Rosie Squire (17) has been awarded the Apprentice/Student of the Year at the South West Farmer Awards 2023 having already won the Cornish Mutual Young Farmer Bursary (Duchy College) in 2022.
Rose is a very busy person, combining studying at Duchy College three days a week and working on Sundays at Mole Valley Farmers, while on the remaining days she helps on the family farm at Northlew, near Okehampton both overseeing a pedigree sheep breeding programme and a mountain of paperwork.
She said: “At the beginning of this year I was surprised to win the Cornish Mutual Young Farmer Bursary and, I assume off the back of that, someone (I still have no idea who) nominated me for the South West Farmer Awards 2023 Apprentice/Student of the Year. I was told I was nominated in May but thought that would be the last I heard, but in August I was informed I was a finalist and was invited to the South West Farmer 2023 Awards black tie evening at Taunton. Before the awards night, the organisers South West Farmer sent a photographer out to film a short bio about me on our farm. My family joined me for what was a lovely evening celebrating farming in the South West at Taunton.

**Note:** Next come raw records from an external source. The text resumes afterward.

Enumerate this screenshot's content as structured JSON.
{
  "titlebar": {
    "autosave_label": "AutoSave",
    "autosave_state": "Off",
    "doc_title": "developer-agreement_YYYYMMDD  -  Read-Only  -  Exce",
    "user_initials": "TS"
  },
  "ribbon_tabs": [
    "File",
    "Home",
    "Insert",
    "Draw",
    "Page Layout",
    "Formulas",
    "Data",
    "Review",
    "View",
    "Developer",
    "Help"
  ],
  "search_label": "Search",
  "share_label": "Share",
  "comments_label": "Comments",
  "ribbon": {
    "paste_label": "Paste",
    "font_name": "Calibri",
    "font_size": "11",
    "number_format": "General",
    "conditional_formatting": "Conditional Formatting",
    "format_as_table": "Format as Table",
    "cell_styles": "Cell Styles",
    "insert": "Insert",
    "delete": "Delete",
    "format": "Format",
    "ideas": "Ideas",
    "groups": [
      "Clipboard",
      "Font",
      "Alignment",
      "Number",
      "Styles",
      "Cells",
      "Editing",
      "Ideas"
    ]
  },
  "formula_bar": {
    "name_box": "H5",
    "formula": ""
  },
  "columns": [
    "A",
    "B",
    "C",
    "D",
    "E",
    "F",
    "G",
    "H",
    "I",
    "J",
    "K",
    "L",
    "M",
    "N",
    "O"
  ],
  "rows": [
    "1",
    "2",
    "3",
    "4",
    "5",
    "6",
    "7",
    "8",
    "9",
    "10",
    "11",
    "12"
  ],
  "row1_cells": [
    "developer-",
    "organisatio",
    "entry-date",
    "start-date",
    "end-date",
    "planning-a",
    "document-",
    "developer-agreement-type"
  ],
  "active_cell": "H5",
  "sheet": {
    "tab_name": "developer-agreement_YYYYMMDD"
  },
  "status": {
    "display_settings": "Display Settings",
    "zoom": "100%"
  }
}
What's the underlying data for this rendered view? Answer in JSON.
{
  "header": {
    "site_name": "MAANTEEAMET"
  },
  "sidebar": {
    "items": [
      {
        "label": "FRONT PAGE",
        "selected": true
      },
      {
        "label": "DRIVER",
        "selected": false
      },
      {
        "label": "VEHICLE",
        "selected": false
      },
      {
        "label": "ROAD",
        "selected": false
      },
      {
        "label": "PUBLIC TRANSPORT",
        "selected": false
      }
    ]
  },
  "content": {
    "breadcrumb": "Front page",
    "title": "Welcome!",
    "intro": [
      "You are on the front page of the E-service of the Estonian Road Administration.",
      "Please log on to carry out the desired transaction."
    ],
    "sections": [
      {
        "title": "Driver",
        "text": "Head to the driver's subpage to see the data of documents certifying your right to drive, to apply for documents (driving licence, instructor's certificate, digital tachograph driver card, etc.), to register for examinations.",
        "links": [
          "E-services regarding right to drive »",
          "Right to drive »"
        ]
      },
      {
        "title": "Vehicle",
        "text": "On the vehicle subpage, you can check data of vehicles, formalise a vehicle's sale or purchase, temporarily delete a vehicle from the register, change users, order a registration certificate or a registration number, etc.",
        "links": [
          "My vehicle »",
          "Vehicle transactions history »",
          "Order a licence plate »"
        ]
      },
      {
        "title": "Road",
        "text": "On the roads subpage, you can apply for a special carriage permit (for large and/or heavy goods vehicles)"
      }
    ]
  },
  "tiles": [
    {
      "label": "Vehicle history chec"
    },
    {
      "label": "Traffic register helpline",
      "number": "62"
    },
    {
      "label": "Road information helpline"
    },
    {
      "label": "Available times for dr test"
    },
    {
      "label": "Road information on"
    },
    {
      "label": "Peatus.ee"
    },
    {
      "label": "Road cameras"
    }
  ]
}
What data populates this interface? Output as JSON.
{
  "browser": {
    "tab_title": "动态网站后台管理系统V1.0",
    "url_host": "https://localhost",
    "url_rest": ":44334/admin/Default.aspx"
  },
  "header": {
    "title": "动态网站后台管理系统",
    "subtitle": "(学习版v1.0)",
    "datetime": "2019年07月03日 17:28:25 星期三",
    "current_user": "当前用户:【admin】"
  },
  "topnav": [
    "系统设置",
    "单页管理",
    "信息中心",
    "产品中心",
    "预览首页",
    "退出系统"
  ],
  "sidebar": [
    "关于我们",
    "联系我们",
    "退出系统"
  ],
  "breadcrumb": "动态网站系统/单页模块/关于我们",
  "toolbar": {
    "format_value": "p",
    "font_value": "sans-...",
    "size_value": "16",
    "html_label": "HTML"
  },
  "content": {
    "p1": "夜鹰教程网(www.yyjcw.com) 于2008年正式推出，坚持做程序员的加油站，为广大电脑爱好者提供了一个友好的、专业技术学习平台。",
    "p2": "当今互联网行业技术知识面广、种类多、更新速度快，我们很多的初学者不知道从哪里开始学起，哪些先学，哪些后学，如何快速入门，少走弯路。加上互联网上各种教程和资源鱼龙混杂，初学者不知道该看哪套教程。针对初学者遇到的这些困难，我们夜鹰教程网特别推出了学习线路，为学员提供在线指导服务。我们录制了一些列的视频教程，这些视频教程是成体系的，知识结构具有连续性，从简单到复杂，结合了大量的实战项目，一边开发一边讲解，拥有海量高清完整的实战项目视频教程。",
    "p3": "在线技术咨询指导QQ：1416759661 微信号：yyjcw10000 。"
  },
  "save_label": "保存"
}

“I was so surprised to be announced the winner, for simply working hard and doing what I absolutely love. I felt so honoured to be standing on stage at the end of the ceremony with some of the best people in South West agriculture. It was a once in a lifetime evening.”
She grew up on the fourth generation beef and sheep family farm near Okehampton and ‘loves it’. On leaving Okehampton College she went to Duchy College to study a Level 3 Diploma in Agriculture and is now in her second year studying the extended diploma. She was again ‘lucky’, she said, to secure a work experience placement with North Park Farm Vets (one day a week for six months): “I accompanied their vets and learnt so much about farm animals, over and above what I already know from our own animals, from the farms and animals we visite. It was a great experience and I will always be extremely grateful for the opportunity they gave me.
“I also work part-time for Mole Valley Farmers and have been lucky enough to spend some time with their head of grassland and agronomy learning about the soil on our farm. In time I would like to become a farm animal technician or specialist as well as continuing to keep stock of my own.”
Roiuse added: “On our farm I am very much hands-on, caring for all the animals on a daily basis and their welfare is my priority. We farm beef and sheep (several of which I own). I personally look after the breeding programme of our flock of Pedigree Shropshire sheep, we breed them primarily to graze woodland, vineyards and orchards as they don’t damage the trees unlike other breeds. I also look after much of the paperwork (and there’s a lot) surrounding the animals. My favourite time of year is lambing season, its hard work but I love it.”
At the end of this academic year she is considering continuing studying for a degree in agriculture to open up more career opportunities in the future.